Tianjin J. of Trad. Chinese Med. & Pharm. 28 (2), 164-166 (2011). TLC of the extracts of the traditional Mongolian medicine on silica gel 1) for artificial cow-bezoar, with isooctane - ethyl acetate - glacial acetic acid 6:3:2, detection by spraying with 10 % sulfuric acid in ethanol and heating at 105 °C until the zones were detected under UV 365 nm, identification by comparison with the fingerprint of the individual drug components and cholic acid as reference; 2) for Coptidis rhizoma, with benzene - ethyl acetate - isopropanol - methanol - water 20:10:5:5:1, detection under UV 365 nm after exposure to ammonia vapour, identification by comparison of the fingerprint with the individual drug components and berberine hydrochloride as reference; 3) for light yellow Sophora root, with ethyl acetate - propanone - benzene - ammonia water 20:15:10:1, detection by spraying with 5 % potassium iodobismuthate solution, identification by comparison of the fingerprint with the individual drug components and with matrine as reference.

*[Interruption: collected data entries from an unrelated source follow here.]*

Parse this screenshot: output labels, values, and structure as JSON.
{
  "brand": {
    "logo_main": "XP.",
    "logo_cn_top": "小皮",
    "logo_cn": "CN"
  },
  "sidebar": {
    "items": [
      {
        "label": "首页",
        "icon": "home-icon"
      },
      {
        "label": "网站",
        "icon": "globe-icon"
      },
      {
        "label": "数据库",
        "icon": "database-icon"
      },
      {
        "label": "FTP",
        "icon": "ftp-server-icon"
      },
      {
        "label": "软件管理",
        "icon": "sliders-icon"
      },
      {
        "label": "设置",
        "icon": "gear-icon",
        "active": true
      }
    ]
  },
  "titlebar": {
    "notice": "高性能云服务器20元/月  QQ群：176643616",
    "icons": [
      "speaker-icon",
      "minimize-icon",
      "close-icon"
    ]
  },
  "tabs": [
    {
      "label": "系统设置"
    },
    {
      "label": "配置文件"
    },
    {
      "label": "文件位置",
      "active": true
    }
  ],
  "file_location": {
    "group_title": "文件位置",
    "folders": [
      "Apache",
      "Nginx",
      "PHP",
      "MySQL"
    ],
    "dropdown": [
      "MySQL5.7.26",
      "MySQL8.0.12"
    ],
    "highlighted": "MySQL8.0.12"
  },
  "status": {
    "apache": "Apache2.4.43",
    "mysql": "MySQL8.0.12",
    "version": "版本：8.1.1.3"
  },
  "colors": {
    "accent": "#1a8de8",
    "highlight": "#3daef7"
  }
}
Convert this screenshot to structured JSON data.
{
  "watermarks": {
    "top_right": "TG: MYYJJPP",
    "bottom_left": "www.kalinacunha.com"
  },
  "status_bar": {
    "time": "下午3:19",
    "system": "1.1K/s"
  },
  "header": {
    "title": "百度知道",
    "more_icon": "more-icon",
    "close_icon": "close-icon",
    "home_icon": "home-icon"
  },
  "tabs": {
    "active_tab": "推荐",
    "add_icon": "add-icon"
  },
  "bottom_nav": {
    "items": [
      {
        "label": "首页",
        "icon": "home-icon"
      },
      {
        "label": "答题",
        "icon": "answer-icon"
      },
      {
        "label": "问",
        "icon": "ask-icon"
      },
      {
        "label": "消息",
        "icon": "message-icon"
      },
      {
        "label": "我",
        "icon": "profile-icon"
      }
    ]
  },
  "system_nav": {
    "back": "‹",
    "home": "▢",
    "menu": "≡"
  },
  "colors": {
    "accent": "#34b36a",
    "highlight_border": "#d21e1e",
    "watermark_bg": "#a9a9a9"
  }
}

J. Planar Chromatogr. 24, 66-71 (2011). HPTLC of extracts of Stresroak premix and gallic acid (1), mangiferin (2), and withanolide A (3) as standards on silica gel with A) ethyl acetate - formic acid - acetic acid - water 100:11:11:27, for (1) and (2), and B) chloroform - methanol 9:1 for (2) in a twin trough chamber. Quantitative determination by absorbance measurement at 280 nm for (1), 330 nm for (2), and 225 nm for (3). The hRf values of (1), (2) and (3) were 76, 29, and 48, respectively. The average recoveries were 100.4 % (1), 99.3 % (2) and 98.0 % (3). The linear concentration range was 50-150 ppm for (1), and 40-100 ppm for (2) and (3). The LOD, defined as the amount of compound required to produce a signal at least three times the noise level, for gallic acid, mangiferin, and withanolide A was 80, 110, and 200 ng for (1), (2), and (3), respectively. The LOQ was 20, 27, and 38 µg, respectively.